He Says, She Says

Confused guy asks about his first date

May 11, 2011, 1:08pm

MANILA, Philippines — Dear Chico and Delamar... I'm a 16-year-old guy who just recently went on his first date. I went to a nice restaurant with the girl I'm going out with, and then we watched a movie afterwards. As far I know, we had a good time, because she agreed to go out on another date with me when I asked her out again.

However, I started having doubts when I started talking to my other guy friends. The thing is, near the end of our dinner at the restaurant, I had to go to the restroom for a bit, and by the time I got back, my date had already paid for the meal. I offered to pay her back, but she would only accept half of the bill. I did pay for the movie that we watched.

My friends say that I should have paid for the whole cost of the meal rather than just half of it. According to them, the fact that she would only let me pay for half is a signal that she only sees me as a friend and nothing more. Did I really break dating etiquette rules by not footing the entire bill for our date? Are Mmy friends correct in saying that she only sees me as a friend? Is she just being polite by agreeing to another date with me? - CJ

Chico says...

Of course the general rule is, if you were the one who asked a girl out on a date, then you are expected to pay for everything.

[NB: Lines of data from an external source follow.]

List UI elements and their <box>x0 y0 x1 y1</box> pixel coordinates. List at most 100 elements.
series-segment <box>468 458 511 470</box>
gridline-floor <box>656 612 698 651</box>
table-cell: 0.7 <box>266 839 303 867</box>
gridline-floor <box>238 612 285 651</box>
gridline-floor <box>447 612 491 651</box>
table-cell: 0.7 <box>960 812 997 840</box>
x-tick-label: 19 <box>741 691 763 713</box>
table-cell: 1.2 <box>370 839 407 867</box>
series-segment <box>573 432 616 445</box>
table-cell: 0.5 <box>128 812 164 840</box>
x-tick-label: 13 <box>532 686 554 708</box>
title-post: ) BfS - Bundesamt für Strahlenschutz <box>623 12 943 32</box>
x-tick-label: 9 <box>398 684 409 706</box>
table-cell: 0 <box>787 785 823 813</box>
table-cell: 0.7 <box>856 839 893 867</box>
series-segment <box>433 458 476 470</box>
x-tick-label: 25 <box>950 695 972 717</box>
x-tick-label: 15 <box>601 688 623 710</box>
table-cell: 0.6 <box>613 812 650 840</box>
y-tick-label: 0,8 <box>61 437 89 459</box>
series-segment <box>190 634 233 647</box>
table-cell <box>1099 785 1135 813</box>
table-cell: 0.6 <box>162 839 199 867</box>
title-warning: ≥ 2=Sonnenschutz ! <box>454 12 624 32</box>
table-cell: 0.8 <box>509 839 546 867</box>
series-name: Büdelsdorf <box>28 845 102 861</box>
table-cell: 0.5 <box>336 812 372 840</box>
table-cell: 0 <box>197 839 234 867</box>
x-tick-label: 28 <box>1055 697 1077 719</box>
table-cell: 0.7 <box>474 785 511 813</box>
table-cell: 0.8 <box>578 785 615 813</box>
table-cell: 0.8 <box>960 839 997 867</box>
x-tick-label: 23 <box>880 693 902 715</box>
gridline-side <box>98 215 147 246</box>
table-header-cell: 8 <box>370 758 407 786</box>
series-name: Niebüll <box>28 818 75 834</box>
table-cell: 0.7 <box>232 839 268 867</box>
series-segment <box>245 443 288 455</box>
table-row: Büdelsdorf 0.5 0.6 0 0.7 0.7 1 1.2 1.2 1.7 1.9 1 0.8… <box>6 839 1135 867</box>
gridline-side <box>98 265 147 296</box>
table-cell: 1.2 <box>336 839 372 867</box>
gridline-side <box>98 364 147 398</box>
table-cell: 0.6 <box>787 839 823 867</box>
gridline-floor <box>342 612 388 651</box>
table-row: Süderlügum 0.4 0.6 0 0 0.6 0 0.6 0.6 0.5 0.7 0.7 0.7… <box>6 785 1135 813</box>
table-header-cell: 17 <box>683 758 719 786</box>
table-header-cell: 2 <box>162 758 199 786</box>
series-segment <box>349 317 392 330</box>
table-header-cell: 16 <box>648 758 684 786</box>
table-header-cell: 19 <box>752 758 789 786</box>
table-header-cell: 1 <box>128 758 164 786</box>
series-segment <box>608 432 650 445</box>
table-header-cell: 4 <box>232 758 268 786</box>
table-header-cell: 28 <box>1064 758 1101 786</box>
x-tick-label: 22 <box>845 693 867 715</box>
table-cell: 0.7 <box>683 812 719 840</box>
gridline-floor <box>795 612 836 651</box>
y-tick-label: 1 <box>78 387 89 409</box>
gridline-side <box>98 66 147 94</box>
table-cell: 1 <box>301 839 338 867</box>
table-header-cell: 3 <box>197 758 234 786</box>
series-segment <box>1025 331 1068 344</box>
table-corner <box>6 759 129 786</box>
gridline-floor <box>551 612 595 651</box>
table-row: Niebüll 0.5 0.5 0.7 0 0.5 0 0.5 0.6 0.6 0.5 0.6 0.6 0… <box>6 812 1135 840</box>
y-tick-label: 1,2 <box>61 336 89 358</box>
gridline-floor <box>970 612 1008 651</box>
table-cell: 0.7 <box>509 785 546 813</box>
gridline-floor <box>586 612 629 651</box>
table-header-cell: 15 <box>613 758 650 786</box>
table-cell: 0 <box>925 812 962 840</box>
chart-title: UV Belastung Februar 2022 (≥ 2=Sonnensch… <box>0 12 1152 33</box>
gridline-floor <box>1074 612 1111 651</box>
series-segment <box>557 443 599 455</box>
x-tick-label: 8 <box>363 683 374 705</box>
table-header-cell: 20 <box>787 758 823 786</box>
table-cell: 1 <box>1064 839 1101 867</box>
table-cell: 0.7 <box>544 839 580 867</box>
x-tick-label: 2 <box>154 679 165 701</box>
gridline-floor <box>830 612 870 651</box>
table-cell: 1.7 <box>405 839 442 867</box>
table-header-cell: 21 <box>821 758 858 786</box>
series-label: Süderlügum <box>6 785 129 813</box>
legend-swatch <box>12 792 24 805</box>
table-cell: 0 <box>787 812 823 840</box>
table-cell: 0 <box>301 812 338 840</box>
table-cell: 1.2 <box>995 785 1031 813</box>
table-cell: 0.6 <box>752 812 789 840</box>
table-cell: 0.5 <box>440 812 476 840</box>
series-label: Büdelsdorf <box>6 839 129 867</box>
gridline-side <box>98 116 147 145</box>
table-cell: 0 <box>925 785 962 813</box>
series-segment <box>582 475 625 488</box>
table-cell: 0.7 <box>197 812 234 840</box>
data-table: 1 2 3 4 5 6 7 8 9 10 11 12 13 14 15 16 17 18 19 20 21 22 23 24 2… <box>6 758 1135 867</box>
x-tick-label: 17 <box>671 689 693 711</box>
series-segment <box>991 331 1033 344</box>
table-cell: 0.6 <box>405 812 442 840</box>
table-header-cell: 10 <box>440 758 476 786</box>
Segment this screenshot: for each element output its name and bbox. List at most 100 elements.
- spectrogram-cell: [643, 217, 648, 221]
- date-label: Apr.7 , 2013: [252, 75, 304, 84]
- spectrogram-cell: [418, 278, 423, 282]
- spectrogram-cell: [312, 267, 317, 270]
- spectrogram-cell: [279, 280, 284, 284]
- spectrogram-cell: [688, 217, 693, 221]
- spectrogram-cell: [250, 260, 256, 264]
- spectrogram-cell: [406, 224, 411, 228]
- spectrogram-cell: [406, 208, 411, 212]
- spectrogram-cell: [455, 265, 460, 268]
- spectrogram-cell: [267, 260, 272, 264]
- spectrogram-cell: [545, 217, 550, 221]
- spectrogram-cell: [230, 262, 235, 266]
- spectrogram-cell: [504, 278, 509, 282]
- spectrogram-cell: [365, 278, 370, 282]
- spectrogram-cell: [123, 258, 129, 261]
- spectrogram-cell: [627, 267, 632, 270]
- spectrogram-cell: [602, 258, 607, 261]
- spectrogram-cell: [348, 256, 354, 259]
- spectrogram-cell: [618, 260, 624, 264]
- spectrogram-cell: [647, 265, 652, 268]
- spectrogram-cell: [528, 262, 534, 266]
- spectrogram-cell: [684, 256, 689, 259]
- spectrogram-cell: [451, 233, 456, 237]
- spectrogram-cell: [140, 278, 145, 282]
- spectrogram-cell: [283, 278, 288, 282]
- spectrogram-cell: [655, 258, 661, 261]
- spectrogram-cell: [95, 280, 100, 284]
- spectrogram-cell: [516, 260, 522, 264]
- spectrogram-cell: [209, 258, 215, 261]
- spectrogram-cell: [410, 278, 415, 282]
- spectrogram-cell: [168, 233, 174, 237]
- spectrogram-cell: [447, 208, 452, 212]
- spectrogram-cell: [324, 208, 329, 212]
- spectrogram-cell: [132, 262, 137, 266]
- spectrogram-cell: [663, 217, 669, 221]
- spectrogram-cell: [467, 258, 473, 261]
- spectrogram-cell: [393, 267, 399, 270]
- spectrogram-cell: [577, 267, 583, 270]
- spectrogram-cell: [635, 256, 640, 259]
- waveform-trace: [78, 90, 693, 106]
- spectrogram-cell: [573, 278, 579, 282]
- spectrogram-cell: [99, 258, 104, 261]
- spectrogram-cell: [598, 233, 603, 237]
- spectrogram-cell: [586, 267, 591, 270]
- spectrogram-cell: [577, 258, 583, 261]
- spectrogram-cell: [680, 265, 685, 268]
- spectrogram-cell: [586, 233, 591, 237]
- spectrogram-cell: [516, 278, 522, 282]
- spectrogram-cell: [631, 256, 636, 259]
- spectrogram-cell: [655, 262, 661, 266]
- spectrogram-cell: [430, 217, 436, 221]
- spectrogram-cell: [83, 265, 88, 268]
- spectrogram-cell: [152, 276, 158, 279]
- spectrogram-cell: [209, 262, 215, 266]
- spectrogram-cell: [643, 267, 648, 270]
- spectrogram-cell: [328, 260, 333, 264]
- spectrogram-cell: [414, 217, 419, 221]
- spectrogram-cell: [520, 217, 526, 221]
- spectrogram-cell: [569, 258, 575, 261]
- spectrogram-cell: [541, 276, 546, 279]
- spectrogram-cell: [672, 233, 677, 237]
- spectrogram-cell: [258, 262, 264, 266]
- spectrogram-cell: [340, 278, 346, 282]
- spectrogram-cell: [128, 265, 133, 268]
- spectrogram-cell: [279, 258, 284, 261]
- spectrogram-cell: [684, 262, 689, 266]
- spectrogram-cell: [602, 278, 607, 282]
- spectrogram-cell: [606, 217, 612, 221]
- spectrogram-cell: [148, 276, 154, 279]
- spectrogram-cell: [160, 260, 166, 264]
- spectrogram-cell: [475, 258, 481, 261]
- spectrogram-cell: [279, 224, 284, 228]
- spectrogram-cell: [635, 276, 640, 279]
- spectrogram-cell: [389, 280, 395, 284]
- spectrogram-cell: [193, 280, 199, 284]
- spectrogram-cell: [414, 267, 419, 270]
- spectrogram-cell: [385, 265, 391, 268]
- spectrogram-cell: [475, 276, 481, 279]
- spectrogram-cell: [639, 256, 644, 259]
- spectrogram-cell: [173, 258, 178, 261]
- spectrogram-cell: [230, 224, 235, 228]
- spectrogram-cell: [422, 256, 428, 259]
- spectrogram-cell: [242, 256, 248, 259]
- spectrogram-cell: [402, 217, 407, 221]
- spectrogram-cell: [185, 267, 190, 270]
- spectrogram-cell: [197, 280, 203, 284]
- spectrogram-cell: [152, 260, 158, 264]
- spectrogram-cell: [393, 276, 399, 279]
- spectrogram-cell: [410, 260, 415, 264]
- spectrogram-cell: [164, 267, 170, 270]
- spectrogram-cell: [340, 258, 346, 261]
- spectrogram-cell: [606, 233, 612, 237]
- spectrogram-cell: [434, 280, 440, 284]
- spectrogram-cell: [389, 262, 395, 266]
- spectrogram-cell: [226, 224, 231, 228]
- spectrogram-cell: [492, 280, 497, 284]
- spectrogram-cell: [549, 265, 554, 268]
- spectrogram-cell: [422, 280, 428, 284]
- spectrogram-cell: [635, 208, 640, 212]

But don't worry, I don't think you did anything wrong because you would have paid for dinner had your date not paid for it sneakily while you were in the toilet. Plus you offered (I hope you insisted) to reimburse her, it's not like you could force her to take your money.

Actually it was a weird move from your date to have paid for dinner with such stealth. I must agree with your friends that on the surface, a girl would insist on paying for her share, so as not to beholden her to you in any way, especially to a follow-up date. But if she agreed to another date, then the only way to test the theory is to call her on it and ask her out again!

Is it possible that she's only being polite by agreeing? Yes. But I think it's worth the risk. It would suck if you backed out now on the sole basis of a hunch, only to find out that you misjudged her and that she actually likes you.
Better wait until she finds her courage to tell you she's not into you, than to prematurely end something that might not need ending in the first place. It takes courage to play the game of love. Only the brave bring home the spoils.
Don't be so easily discouraged, go for who you want, go all out and get the girl. Even if you crash and burn every now and then, all out is always the way to go. When it comes to love, half-baked never cuts it.

Delamar says...

Don’t listen to your friends. I’m sure they mean well but YOU are in the best position to know if your date liked you or not.

So far as you know, you both had a great time. And she DID say yes to another date. So, I don’t think there is anything to worry about. Don’t let an overkill post-analysis of your date spoil things for you. She says she wants to go out with you again. That is a good sign.

Yes, her paying for her dinner was a little off. But she let you pay for the movie. To me, that can still go both ways. You still have a fighting chance she is interested in you romantically not platonically.

But you need to be clear with her that your intentions are, first and foremost, romantic. Do that when you make plans for the next date. Say something like, “Hey, this date is on me, ok?” Leave nothing to chance that she knows your true romantic intentions. Bring flowers, if that’s your style. Or bring a gift that a friend won’t give but a suitor certainly would. In other words, act like a date.

The good news here is that you have all the time to find out more about her and to show her who you are and what exactly your plans are — namely to make her your girlfriend… eventually. Take it slow but make sure she also sees you as a potential boyfriend not just a friend.